Durant cinq actes, une myriade de personnages défile dans ce huis clos : une grand-mère et son fils d’âge moyen, une famille recomposée avec deux enfants et dont la femme attend un bébé, ainsi qu’un réfugié syrien et une exilée soudanaise. Toute l’attention est portée sur la famille et le duo de la mère et de son fils. Le réfugié et l’exilée ne sont que des présences fantomatiques et leurs dialogues ne sont même pas traduits. C’est l’un des plus gros manques de la pièce. Pourquoi leur avoir donné un rôle aussi insignifiant ? Dans un entretien réalisé en février 2022 pour The Guardian, Alexander Zeldin affirme qu’il faut « trouver une manière de montrer les choses que l’on ne veut pas voir ". Pourtant, il exclut totalement de la narration les deux personnes faisant partie de la frange la plus invisible de la société. Celle qui subit à la fois la précarité, le racisme et les menaces d’expulsion du territoire. Le parti-pris est contestable. Toujours selon une étude de l’INSEE datant de 2017, 43% de la population d’Aubervilliers est issue de l’immigration et 84% des enfants vivant à Aubervilliers ont au moins un·e parent·e immigré·e. Encore une fois, qu’est-ce que cela veut dire du théâtre contemporain de jouer une pièce de ce type au théâtre de La Commune sans prendre en compte les spécificités du territoire ?

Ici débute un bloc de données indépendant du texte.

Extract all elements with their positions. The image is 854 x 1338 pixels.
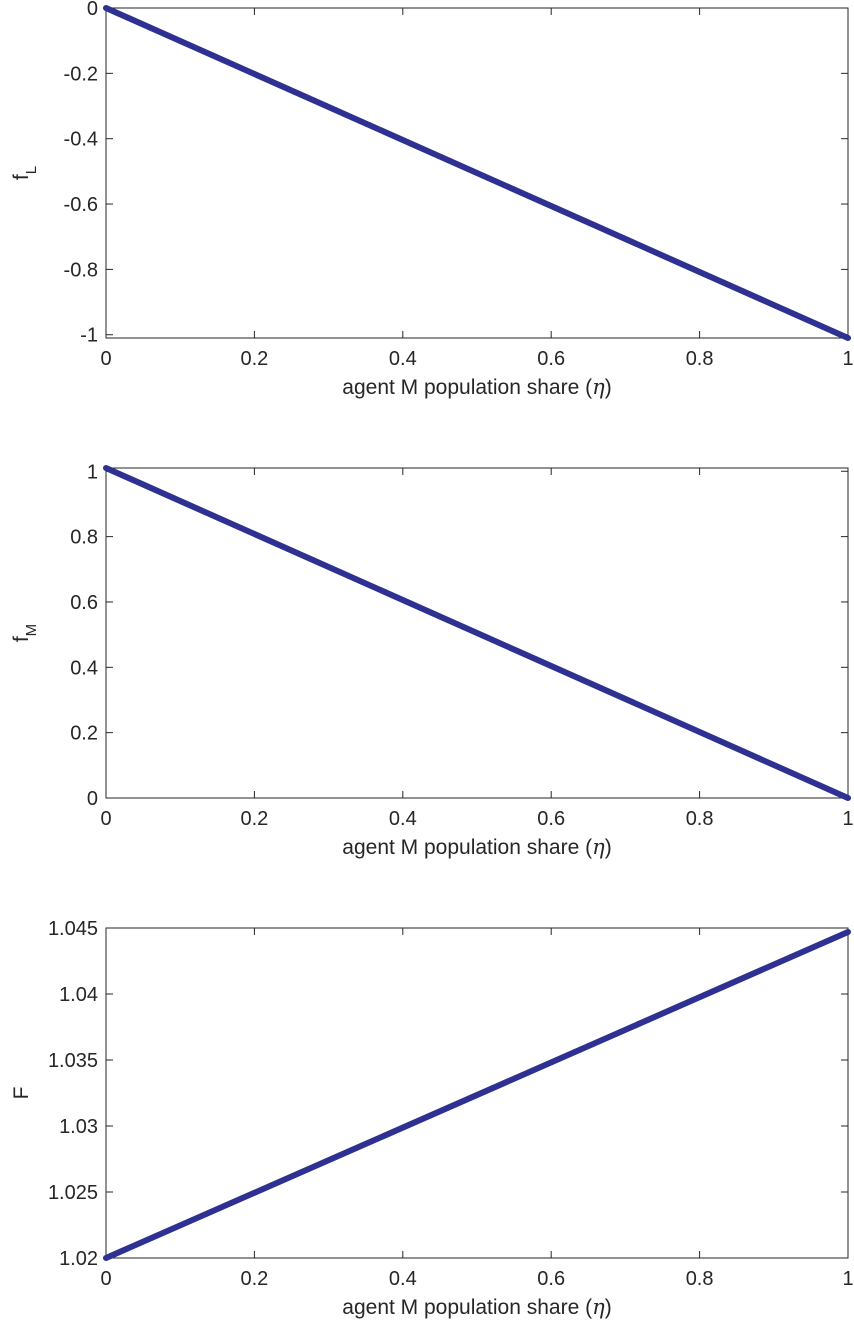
x-axis-label: agent M population share (η) (342, 1295, 611, 1319)
axes-box (105, 927, 849, 1259)
x-tick-label: 0.8 (686, 808, 714, 830)
x-tick-label: 0.4 (389, 348, 417, 370)
x-tick-label: 0.8 (686, 1268, 714, 1290)
y-tick-label: 1.025 (48, 1182, 98, 1204)
x-tick-label: 0.2 (240, 1268, 268, 1290)
x-axis-label: agent M population share (η) (342, 835, 611, 859)
y-tick-label: -0.8 (64, 259, 98, 281)
y-tick-label: 0 (87, 0, 98, 20)
x-tick-label: 1 (842, 348, 853, 370)
x-tick-label: 1 (842, 808, 853, 830)
x-tick-label: 1 (842, 1268, 853, 1290)
y-tick-label: -0.6 (64, 194, 98, 216)
y-tick-label: 0.4 (70, 657, 98, 679)
y-tick-label: -0.2 (64, 63, 98, 85)
y-tick-label: 1.02 (59, 1248, 98, 1270)
x-tick-label: 0.2 (240, 808, 268, 830)
x-tick-label: 0 (100, 808, 111, 830)
y-axis-label: F (10, 1087, 33, 1100)
y-tick-label: -1 (80, 325, 98, 347)
y-axis-label: fM (10, 624, 40, 642)
x-tick-label: 0.2 (240, 348, 268, 370)
subplot-1: 0 0.2 0.4 0.6 0.8 1 0 -0.2 -0.4 -0.6 -0.8 -1 agent M… (10, 0, 854, 399)
y-tick-label: 1.04 (59, 984, 98, 1006)
x-tick-label: 0.4 (389, 1268, 417, 1290)
subplot-3: 0 0.2 0.4 0.6 0.8 1 1.02 1.025 1.03 1.035 1.04 1.04… (10, 918, 854, 1319)
x-axis-label: agent M population share (η) (342, 375, 611, 399)
x-tick-label: 0.6 (537, 1268, 565, 1290)
x-tick-label: 0.8 (686, 348, 714, 370)
x-tick-label: 0 (100, 1268, 111, 1290)
x-tick-label: 0.6 (537, 348, 565, 370)
y-tick-label: 0 (87, 788, 98, 810)
series-line (103, 928, 851, 1261)
x-tick-label: 0.4 (389, 808, 417, 830)
y-tick-label: 0.8 (70, 527, 98, 549)
y-tick-label: 1.035 (48, 1050, 98, 1072)
x-tick-label: 0.6 (537, 808, 565, 830)
subplot-2: 0 0.2 0.4 0.6 0.8 1 0 0.2 0.4 0.6 0.8 1 agent M popu… (10, 461, 854, 859)
y-tick-label: 0.2 (70, 723, 98, 745)
y-tick-label: 1 (87, 461, 98, 483)
y-tick-label: 1.045 (48, 918, 98, 940)
series-line (103, 5, 851, 341)
y-tick-label: -0.4 (64, 129, 98, 151)
axes-box (105, 467, 849, 799)
y-tick-label: 0.6 (70, 592, 98, 614)
y-tick-label: 1.03 (59, 1116, 98, 1138)
axes-box (105, 7, 849, 339)
y-axis-label: fL (10, 166, 40, 180)
x-tick-label: 0 (100, 348, 111, 370)
series-line (103, 465, 851, 801)
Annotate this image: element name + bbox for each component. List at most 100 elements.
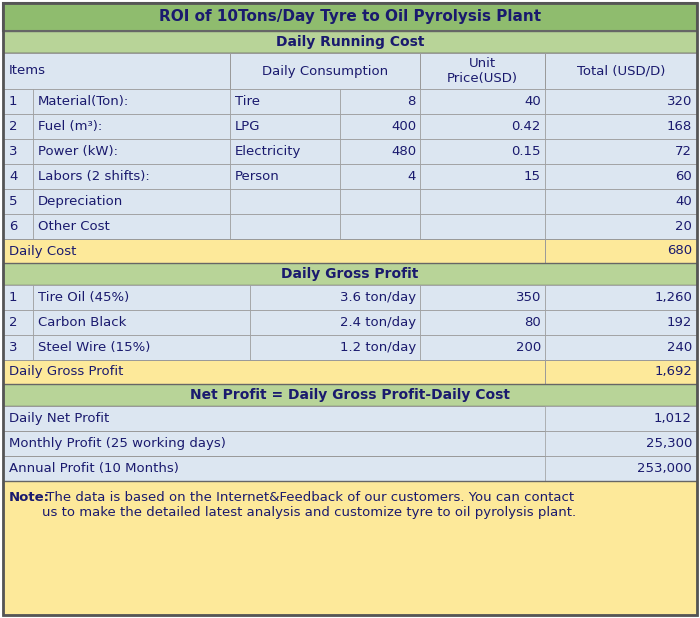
Bar [3,114,33,139]
Bar [420,89,545,114]
Bar [420,139,545,164]
Text: 5: 5 [9,195,18,208]
Bar [420,114,545,139]
Bar [3,335,697,360]
Text: 2.4 ton/day: 2.4 ton/day [340,316,416,329]
Text: ROI of 10Tons/Day Tyre to Oil Pyrolysis Plant: ROI of 10Tons/Day Tyre to Oil Pyrolysis … [159,9,541,25]
Bar [3,31,697,53]
Text: 680: 680 [667,245,692,258]
Text: Steel Wire (15%): Steel Wire (15%) [38,341,150,354]
Bar [3,360,697,384]
Text: Annual Profit (10 Months): Annual Profit (10 Months) [9,462,179,475]
Bar [340,139,420,164]
Bar [33,335,250,360]
Bar [340,164,420,189]
Bar [250,285,420,310]
Bar [545,431,697,456]
Text: 1: 1 [9,291,18,304]
Bar [420,310,545,335]
Bar [3,285,33,310]
Bar [3,431,697,456]
Bar [3,214,33,239]
Bar [3,310,697,335]
Bar [3,214,697,239]
Text: Person: Person [235,170,280,183]
Text: 20: 20 [675,220,692,233]
Bar [33,214,230,239]
Bar [545,335,697,360]
Bar [230,214,340,239]
Text: 320: 320 [666,95,692,108]
Text: Total (USD/D): Total (USD/D) [577,64,665,77]
Text: Note:: Note: [9,491,50,504]
Text: Electricity: Electricity [235,145,302,158]
Text: 72: 72 [675,145,692,158]
Text: 1,260: 1,260 [654,291,692,304]
Bar [420,214,545,239]
Text: 3: 3 [9,145,18,158]
Text: 240: 240 [666,341,692,354]
Bar [3,53,230,89]
Bar [33,310,250,335]
Text: 1: 1 [9,95,18,108]
Text: 2: 2 [9,120,18,133]
Text: Power (kW):: Power (kW): [38,145,118,158]
Text: Daily Gross Profit: Daily Gross Profit [9,365,123,378]
Text: 3.6 ton/day: 3.6 ton/day [340,291,416,304]
Bar [230,164,340,189]
Text: 350: 350 [516,291,541,304]
Bar [3,139,697,164]
Text: 480: 480 [391,145,416,158]
Bar [545,406,697,431]
Text: 3: 3 [9,341,18,354]
Bar [545,164,697,189]
Text: 0.42: 0.42 [512,120,541,133]
Bar [3,53,697,89]
Bar [340,89,420,114]
Text: 60: 60 [676,170,692,183]
Bar [230,114,340,139]
Bar [250,335,420,360]
Bar [420,285,545,310]
Text: 80: 80 [524,316,541,329]
Bar [340,189,420,214]
Text: Tire Oil (45%): Tire Oil (45%) [38,291,130,304]
Text: Unit
Price(USD): Unit Price(USD) [447,57,518,85]
Bar [3,89,697,114]
Bar [3,89,33,114]
Text: Daily Gross Profit: Daily Gross Profit [281,267,419,281]
Text: Material(Ton):: Material(Ton): [38,95,130,108]
Bar [545,189,697,214]
Text: 2: 2 [9,316,18,329]
Bar [545,214,697,239]
Text: Daily Net Profit: Daily Net Profit [9,412,109,425]
Text: 15: 15 [524,170,541,183]
Bar [545,239,697,263]
Text: 8: 8 [407,95,416,108]
Bar [3,114,697,139]
Bar [545,139,697,164]
Text: 25,300: 25,300 [645,437,692,450]
Text: 40: 40 [676,195,692,208]
Text: Carbon Black: Carbon Black [38,316,127,329]
Text: 4: 4 [407,170,416,183]
Text: Daily Consumption: Daily Consumption [262,64,388,77]
Bar [230,89,340,114]
Text: Monthly Profit (25 working days): Monthly Profit (25 working days) [9,437,226,450]
Bar [545,360,697,384]
Bar [3,285,697,310]
Bar [3,481,697,615]
Bar [545,285,697,310]
Bar [420,53,545,89]
Bar [3,189,697,214]
Text: LPG: LPG [235,120,260,133]
Text: 4: 4 [9,170,18,183]
Text: 1,012: 1,012 [654,412,692,425]
Text: 253,000: 253,000 [637,462,692,475]
Bar [545,114,697,139]
Bar [3,164,697,189]
Text: Daily Cost: Daily Cost [9,245,76,258]
Bar [33,189,230,214]
Text: 6: 6 [9,220,18,233]
Text: Depreciation: Depreciation [38,195,123,208]
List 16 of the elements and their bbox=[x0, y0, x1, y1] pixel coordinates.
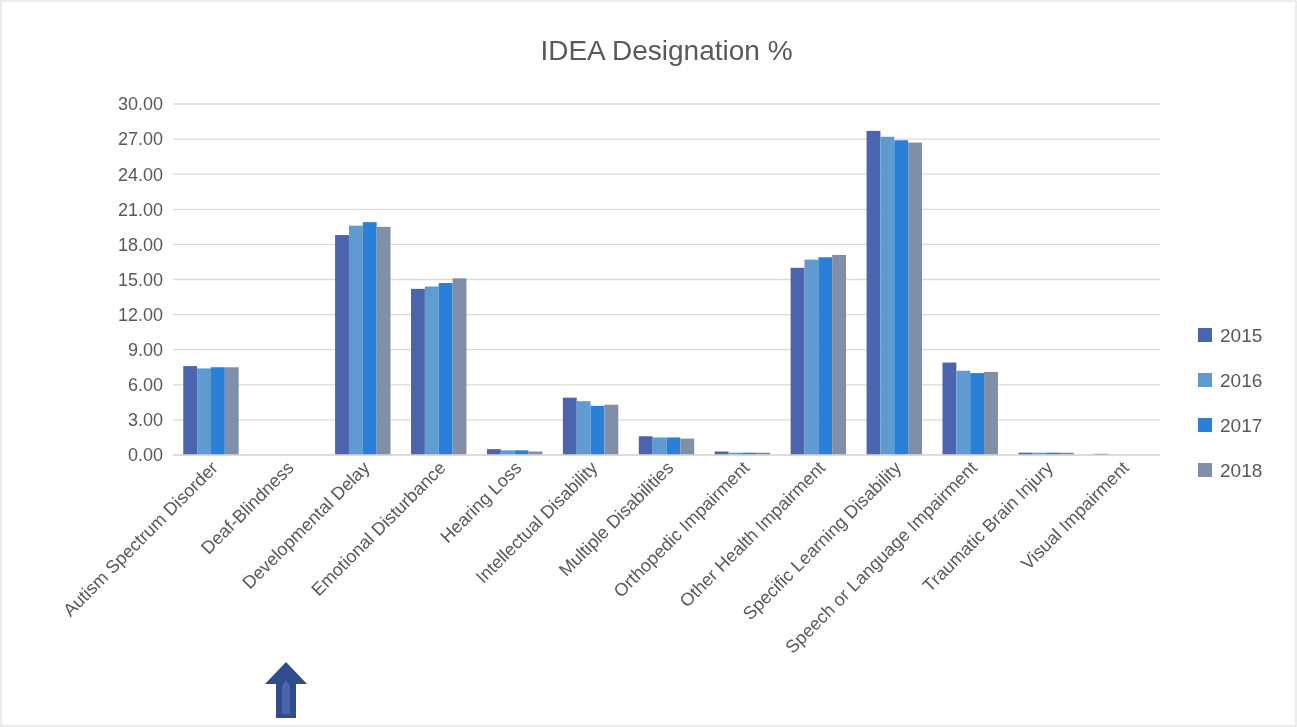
y-tick-label: 18.00 bbox=[117, 234, 163, 255]
y-tick-label: 30.00 bbox=[117, 94, 163, 115]
y-tick-label: 12.00 bbox=[117, 304, 163, 325]
y-tick-label: 6.00 bbox=[127, 375, 163, 396]
legend-label: 2018 bbox=[1220, 459, 1263, 481]
legend-label: 2015 bbox=[1220, 324, 1263, 346]
legend-label: 2016 bbox=[1220, 369, 1263, 391]
y-tick-label: 15.00 bbox=[117, 269, 163, 290]
y-tick-label: 0.00 bbox=[127, 445, 163, 466]
y-tick-label: 9.00 bbox=[127, 340, 163, 360]
legend-label: 2017 bbox=[1220, 414, 1263, 436]
y-tick-label: 21.00 bbox=[117, 199, 163, 220]
y-tick-label: 27.00 bbox=[117, 129, 163, 150]
y-tick-label: 24.00 bbox=[117, 164, 163, 185]
chart-title: IDEA Designation % bbox=[540, 35, 793, 66]
y-tick-label: 3.00 bbox=[127, 410, 163, 431]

Alexander Zeldin ne donne aucun renseignement sur les résident·es du centre d’accueil. Nous ne connaissons pas leurs sentiments, leurs projets, leur passé. Par exemple, la femme enceinte fait des études dans le domaine de la naturopathie mais ce fait est très anecdotique et nous n’avons aucune idée de son parcours précédent. Au fond, ici les protagonistes ne sont rien d’autre que pauvres. En n’abordant cette palette de personnages qu’à travers le prisme de leur condition sociale, Alexander Zeldin reproduit en partie ce qu’il dénonce sur scène.

Si l’amour subsiste malgré la peine, ce n’est pas dans LOVE

© Nurith Wagner Strauss

L’impulsion de LOVE ce sont les liens entretenus par les individu·es. Toujours dans un objectif de réalisme, ici pas d’idéalisation. Les relations des résident·es sont complexes car elles alternent entre égoïsme et partage. Ielles sont confronté·es à une intimité triviale et presque brutale telle que l’attente pour aller aux toilettes partagées. La scène de la grand-mère incontinente arrive comme un climax qui fait exploser des tensions accumulées entre chaque résident·e. Son fils est prostré face à la réaction violente de la future mère et se met à trembler nerveusement. En étant contraint·es à être sans cesse exposé·es à la vue de toutes et tous, les résident·es du centre d’accueil vont au-delà des conventions sociales.

Le titre de la pièce est annonciateur. Alexander Zeldin veut montrer que l’amour reste la preuve et le terreau d’une humanité parfois volée par la pauvreté. Les personnages se disent « je t’aime " comme un serment auquel on croit peu. Mise à part la merveilleuse scène du shampoing entre le fils et sa mère, moment de joie inespéré et volé à la dureté de l’attente, il y a peu d’humanité dans LOVE. L’absence de profondeur des protagonistes qui ne sont ici que l’enveloppe corporelle de leur condition sociale, rend les manifestations d’amour clichées et peu crédibles. Au final, nous aussi on attend. On est suspendu·es à la promesse d’une proximité familiale et amoureuse mais ici ce n’est qu’une chorégraphie mécanique et sans chaleur.